My sister had a generous heart, a big smile and a playful spirit. She was proper about everything and we used to tease her about being so fussy but she left her special touch by making sure everything was neat, clean and orderly. Her home was decorated with flair, her unique fashion style (she loved the color RED), makeup and jewelry were her trademark. She loved regular coke and enjoyed a little chocolate too as noted by her full candy dish at home and work which she filled with good chocolate to share with anyone that passed by her desk or came to her home.
Faye who we called Susie was born and lived in St. Paul, she had worked in the banking industry for many years and loved her position at Wells Fargo as HR Liaison. She loved being in the middle of everything and like my parents made friends everywhere she went, she kept those relationships going for a lifetime as she loved people. Susie never married, she never had children and I always thought this was a shame because she had such a tremendous capacity for love that she shared with family and friends alike.
Susie loved to travel and her first big trip after she graduated was to Hawaii, she made a couple trips and told us how much she loved the ocean. The ocean and sea shells became a constant theme in her decor at home and work. The past few years she traved to Cancun with myself and my sister Lisa and she had shared with me last year that Cancun was now her favorite place surpassing her love of Hawaii. Perhaps that’s why she ignored the signs and syptoms that began a few days before she left on her trip or maybe she was afraid her doctor would tell her to stay for more tests. Irregardless she told me Monday night during our phone conversation that she had been short of breath just before she left for her trip but she thought is was due to a little weight gain. She said maybe it was anxiety due to the excitement of her vacation and when her friends pressured her to see her physician she thought she would be fine so she left for Mexico last Saturday but by Sunday morning and Monday she was in distress and many miles away from home. My younger sister Lisa said they saw a physician at the resort twice and the plan was for me to talk to her primary care physician here and to have a phone conference early Tuesday to determine next steps but unfortunately by the next morning it was too late.

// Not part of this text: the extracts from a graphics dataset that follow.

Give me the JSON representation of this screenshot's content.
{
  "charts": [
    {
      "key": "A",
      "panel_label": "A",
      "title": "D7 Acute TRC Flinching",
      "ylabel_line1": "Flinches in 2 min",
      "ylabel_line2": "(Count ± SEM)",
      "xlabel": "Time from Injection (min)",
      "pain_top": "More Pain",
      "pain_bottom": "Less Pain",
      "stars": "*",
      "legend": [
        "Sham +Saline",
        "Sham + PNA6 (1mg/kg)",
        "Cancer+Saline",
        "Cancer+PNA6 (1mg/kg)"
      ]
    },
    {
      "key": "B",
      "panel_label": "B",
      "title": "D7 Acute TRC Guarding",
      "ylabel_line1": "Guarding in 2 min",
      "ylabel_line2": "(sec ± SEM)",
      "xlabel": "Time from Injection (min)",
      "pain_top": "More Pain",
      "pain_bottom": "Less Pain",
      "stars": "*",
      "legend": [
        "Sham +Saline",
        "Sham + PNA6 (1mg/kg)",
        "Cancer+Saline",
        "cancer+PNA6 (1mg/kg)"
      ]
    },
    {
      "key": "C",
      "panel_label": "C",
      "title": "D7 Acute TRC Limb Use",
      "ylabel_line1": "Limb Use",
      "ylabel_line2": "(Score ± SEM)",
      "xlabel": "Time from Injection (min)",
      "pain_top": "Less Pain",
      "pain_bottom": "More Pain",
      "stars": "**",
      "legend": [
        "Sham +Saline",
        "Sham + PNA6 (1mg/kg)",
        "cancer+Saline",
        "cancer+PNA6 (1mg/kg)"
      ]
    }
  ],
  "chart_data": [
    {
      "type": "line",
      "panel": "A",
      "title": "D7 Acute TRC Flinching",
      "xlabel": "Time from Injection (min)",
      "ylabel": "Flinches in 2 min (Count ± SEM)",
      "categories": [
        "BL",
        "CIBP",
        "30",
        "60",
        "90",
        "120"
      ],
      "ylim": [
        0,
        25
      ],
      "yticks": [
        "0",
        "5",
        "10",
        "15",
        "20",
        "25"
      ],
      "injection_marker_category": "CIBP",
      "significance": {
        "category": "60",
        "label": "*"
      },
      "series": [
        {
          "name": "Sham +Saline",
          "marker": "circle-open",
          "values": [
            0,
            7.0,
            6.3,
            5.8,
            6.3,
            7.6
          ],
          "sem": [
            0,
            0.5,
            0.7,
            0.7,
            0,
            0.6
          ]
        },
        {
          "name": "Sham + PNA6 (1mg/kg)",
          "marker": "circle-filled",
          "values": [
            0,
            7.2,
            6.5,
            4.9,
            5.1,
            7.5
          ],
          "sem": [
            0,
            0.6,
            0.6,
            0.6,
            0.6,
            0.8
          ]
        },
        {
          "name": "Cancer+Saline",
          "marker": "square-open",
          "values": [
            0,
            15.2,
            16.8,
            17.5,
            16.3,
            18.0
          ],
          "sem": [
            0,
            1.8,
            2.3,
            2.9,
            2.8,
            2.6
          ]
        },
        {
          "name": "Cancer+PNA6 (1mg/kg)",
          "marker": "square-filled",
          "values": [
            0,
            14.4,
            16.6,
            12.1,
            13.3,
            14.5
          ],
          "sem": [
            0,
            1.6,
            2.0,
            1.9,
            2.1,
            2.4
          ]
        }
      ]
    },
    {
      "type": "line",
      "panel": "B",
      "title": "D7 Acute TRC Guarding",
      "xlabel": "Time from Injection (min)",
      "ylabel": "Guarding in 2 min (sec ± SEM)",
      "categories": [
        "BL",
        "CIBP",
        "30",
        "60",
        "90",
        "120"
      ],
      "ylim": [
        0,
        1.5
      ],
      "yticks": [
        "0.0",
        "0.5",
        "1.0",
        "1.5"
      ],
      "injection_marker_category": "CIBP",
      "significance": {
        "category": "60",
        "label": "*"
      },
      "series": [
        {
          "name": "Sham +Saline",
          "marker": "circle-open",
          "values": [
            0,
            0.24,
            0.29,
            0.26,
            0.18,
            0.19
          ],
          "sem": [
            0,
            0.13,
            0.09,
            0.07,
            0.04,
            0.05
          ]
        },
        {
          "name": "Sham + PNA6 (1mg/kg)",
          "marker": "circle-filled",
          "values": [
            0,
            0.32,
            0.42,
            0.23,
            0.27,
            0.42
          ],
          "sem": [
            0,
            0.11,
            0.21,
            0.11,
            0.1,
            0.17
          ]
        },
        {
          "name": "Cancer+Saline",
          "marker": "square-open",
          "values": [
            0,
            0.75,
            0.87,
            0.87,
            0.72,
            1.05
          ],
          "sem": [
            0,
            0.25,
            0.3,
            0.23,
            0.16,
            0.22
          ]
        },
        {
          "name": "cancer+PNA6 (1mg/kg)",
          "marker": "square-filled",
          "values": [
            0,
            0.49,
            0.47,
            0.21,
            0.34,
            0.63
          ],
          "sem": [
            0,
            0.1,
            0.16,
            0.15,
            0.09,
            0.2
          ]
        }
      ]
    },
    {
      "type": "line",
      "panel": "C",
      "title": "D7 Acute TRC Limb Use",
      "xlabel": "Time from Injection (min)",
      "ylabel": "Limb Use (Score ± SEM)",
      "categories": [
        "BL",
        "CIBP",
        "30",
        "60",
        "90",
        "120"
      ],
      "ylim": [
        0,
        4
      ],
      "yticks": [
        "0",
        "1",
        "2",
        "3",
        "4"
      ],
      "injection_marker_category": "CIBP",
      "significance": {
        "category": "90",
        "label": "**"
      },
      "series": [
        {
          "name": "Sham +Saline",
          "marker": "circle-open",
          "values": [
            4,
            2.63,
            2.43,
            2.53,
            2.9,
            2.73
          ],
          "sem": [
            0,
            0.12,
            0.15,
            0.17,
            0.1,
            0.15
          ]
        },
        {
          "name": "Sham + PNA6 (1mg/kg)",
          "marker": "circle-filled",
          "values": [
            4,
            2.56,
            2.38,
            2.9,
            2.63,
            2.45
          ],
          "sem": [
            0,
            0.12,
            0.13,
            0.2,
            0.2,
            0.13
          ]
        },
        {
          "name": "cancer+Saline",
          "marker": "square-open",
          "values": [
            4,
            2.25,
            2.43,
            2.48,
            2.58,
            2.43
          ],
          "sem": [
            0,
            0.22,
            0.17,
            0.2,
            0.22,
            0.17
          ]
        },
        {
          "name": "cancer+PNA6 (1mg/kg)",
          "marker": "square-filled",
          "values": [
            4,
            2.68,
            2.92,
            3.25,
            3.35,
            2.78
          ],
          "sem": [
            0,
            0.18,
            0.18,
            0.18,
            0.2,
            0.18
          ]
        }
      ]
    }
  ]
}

Heart Attack symptoms are often missed by women because we do not always respond the same way men do when we are having a full blown attack. My sister did NOT have chest pain, she had anxiety, shortness of breath and eventually indigestion and nausea. Susie had anxiety attacks occasionally so perhaps we all made a deadly assumption about her symptoms. When we lose a loved one there is always guilt over what we wish we would have done differently and I’m thinking when we are past the funeral and grief I’d like to do something more to celebrate her life and make a difference for other women. I’m not sure what that means yet, it’s just too soon to think about it but I’ll think of something.